Anyway, if you keep that restriction in mind then you don't need to make the scheduler aware of any changes, because the scheduler pre-calculates and administers the changes in resource availability when it picks and assigns a node for the workload.

Or did you have something else/something particular in mind ?

haosdent commented 1 year ago

@klihub Thanks for your reply

don't need to make the scheduler aware of any changes

I guess in some special cases, we may need to make k8s-scheduler aware of the changes in NRI. For example, NRI allocates NUMA for containers and makes the current node doesn't have insufficient CPU/mem in the same NUMA node although the total CPU/mem is enough.

So I was thinking if Kubernetes side could be aware of NRI changes via such mechanisms, e.g. via the annotation or some other fields in ContainerStatus.

klihub commented 1 year ago

@klihub Thanks for your reply

don't need to make the scheduler aware of any changes

I guess in some special cases, we may need to make k8s-scheduler aware of the changes in NRI. For example, NRI allocates NUMA for containers and makes the current node doesn't have insufficient CPU/mem in the same NUMA node although the total CPU/mem is enough.

So I was thinking if Kubernetes side could be aware of NRI changes via such mechanisms, e.g. via the annotation or some other fields in ContainerStatus.
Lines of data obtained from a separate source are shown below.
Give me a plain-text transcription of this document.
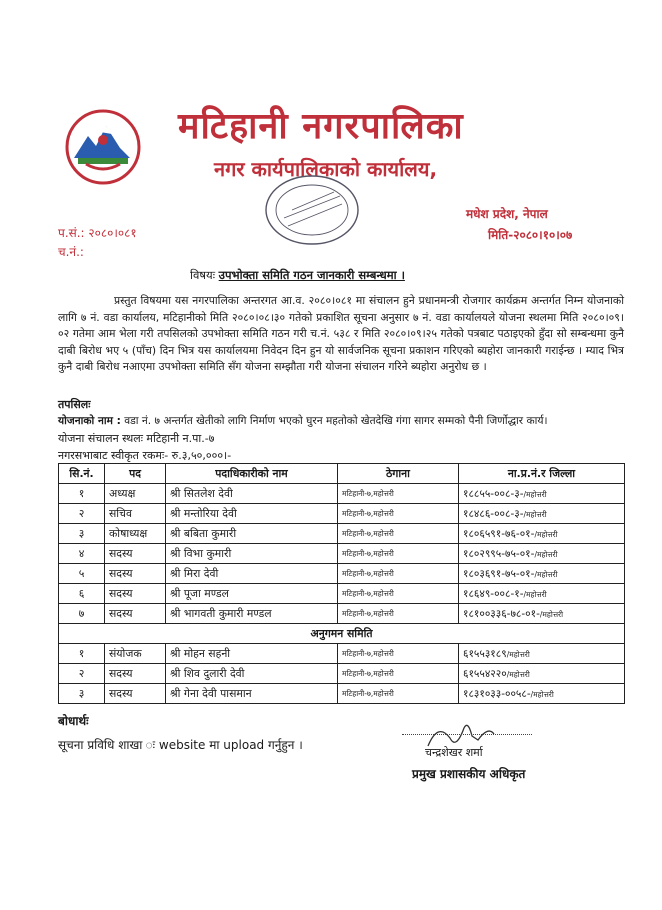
मटिहानी नगरपालिका
नगर कार्यपालिकाको कार्यालय,
मधेश प्रदेश, नेपाल
मिति-२०८०।१०।०७
प.सं.: २०८०।०८१
च.नं.:
विषयः उपभोक्ता समिति गठन जानकारी सम्बन्धमा ।
प्रस्तुत विषयमा यस नगरपालिका अन्तरगत आ.व. २०८०।०८१ मा संचालन हुने प्रधानमन्त्री रोजगार कार्यक्रम अन्तर्गत निम्न योजनाको लागि ७ नं. वडा कार्यालय, मटिहानीको मिति २०८०।०८।३० गतेको प्रकाशित सूचना अनुसार ७ नं. वडा कार्यालयले योजना स्थलमा मिति २०८०।०९।०२ गतेमा आम भेला गरी तपसिलको उपभोक्ता समिति गठन गरी च.नं. ५३८ र मिति २०८०।०९।२५ गतेको पत्रबाट पठाइएको हुँदा सो सम्बन्धमा कुनै दाबी बिरोध भए ५ (पाँच) दिन भित्र यस कार्यालयमा निवेदन दिन हुन यो सार्वजनिक सूचना प्रकाशन गरिएको ब्यहोरा जानकारी गराईन्छ । म्याद भित्र कुनै दाबी बिरोध नआएमा उपभोक्ता समिति सँग योजना सम्झौता गरी योजना संचालन गरिने ब्यहोरा अनुरोध छ ।
तपसिलः
योजनाको नाम : वडा नं. ७ अन्तर्गत खेतीको लागि निर्माण भएको घुरन महतोको खेतदेखि गंगा सागर सम्मको पैनी जिर्णोद्धार कार्य।
योजना संचालन स्थलः मटिहानी न.पा.-७
नगरसभाबाट स्वीकृत रकमः- रु.३,५०,०००।-
सि.नं.	पद	पदाधिकारीको नाम	ठेगाना	ना.प्र.नं.र जिल्ला
१	अध्यक्ष	श्री सितलेश देवी	मटिहानी-७,महोत्तरी	१८८५५-००८-३-/महोत्तरी
२	सचिव	श्री मन्तोरिया देवी	मटिहानी-७,महोत्तरी	१८४८६-००८-३-/महोत्तरी
३	कोषाध्यक्ष	श्री बबिता कुमारी	मटिहानी-७,महोत्तरी	१८०६५९१-७६-०१-/महोत्तरी
४	सदस्य	श्री विभा कुमारी	मटिहानी-७,महोत्तरी	१८०२९९५-७५-०१-/महोत्तरी
५	सदस्य	श्री मिरा देवी	मटिहानी-७,महोत्तरी	१८०३६९१-७५-०१-/महोत्तरी
६	सदस्य	श्री पूजा मण्डल	मटिहानी-७,महोत्तरी	१८६४९-००८-१-/महोत्तरी
७	सदस्य	श्री भागवती कुमारी मण्डल	मटिहानी-७,महोत्तरी	१८१००३३६-७८-०१-/महोत्तरी
अनुगमन समिति				
१	संयोजक	श्री मोहन सहनी	मटिहानी-७,महोत्तरी	६१५५३१८९/महोत्तरी
२	सदस्य	श्री शिव दुलारी देवी	मटिहानी-७,महोत्तरी	६१५५४२२०/महोत्तरी
३	सदस्य	श्री गेना देवी पासमान	मटिहानी-७,महोत्तरी	१८३१०३३-००५८-/महोत्तरी
बोधार्थः
सूचना प्रविधि शाखा ः website मा upload गर्नुहुन ।
चन्द्रशेखर शर्मा
प्रमुख प्रशासकीय अधिकृत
Yes, this is an existing and independent problem. AFAIK it also hits the existing in-kubelet policies when for instance configured to strict NUMA alignment mode. The core of the problem mostly comes from the scheduler's simplified view of a 'flat resource space' which assumes that sufficient total amount is a guarantee for the satisfiability of resource requests. This is not true if the resources space is not really flat, or when the resources are not orthogonal (IOW allocation of one set of resources has an effect on the amount/availability of other resources and vice versa).

The same problem arises if you try to implement strict full physical core allocation (vs. just allocating X number of hyperthreads worth a full core). And in many other cases when resources are hierarchical or not fully orthogonal. It will need to be solved regardless of what we do here. Sometimes you can do workarounds using extended resources, but often when you have a non-orthogonal resource model that is not enough.

haosdent commented 1 year ago

when you have a non-orthogonal resource model that is not enough.

@klihub True, thanks for the explanations. 👍

mikebrow commented 1 year ago

looking very good just a couple nits on the readme.. another manual run against the now merged containerd/containerd main build with your new NRI service plugin and good to go I think.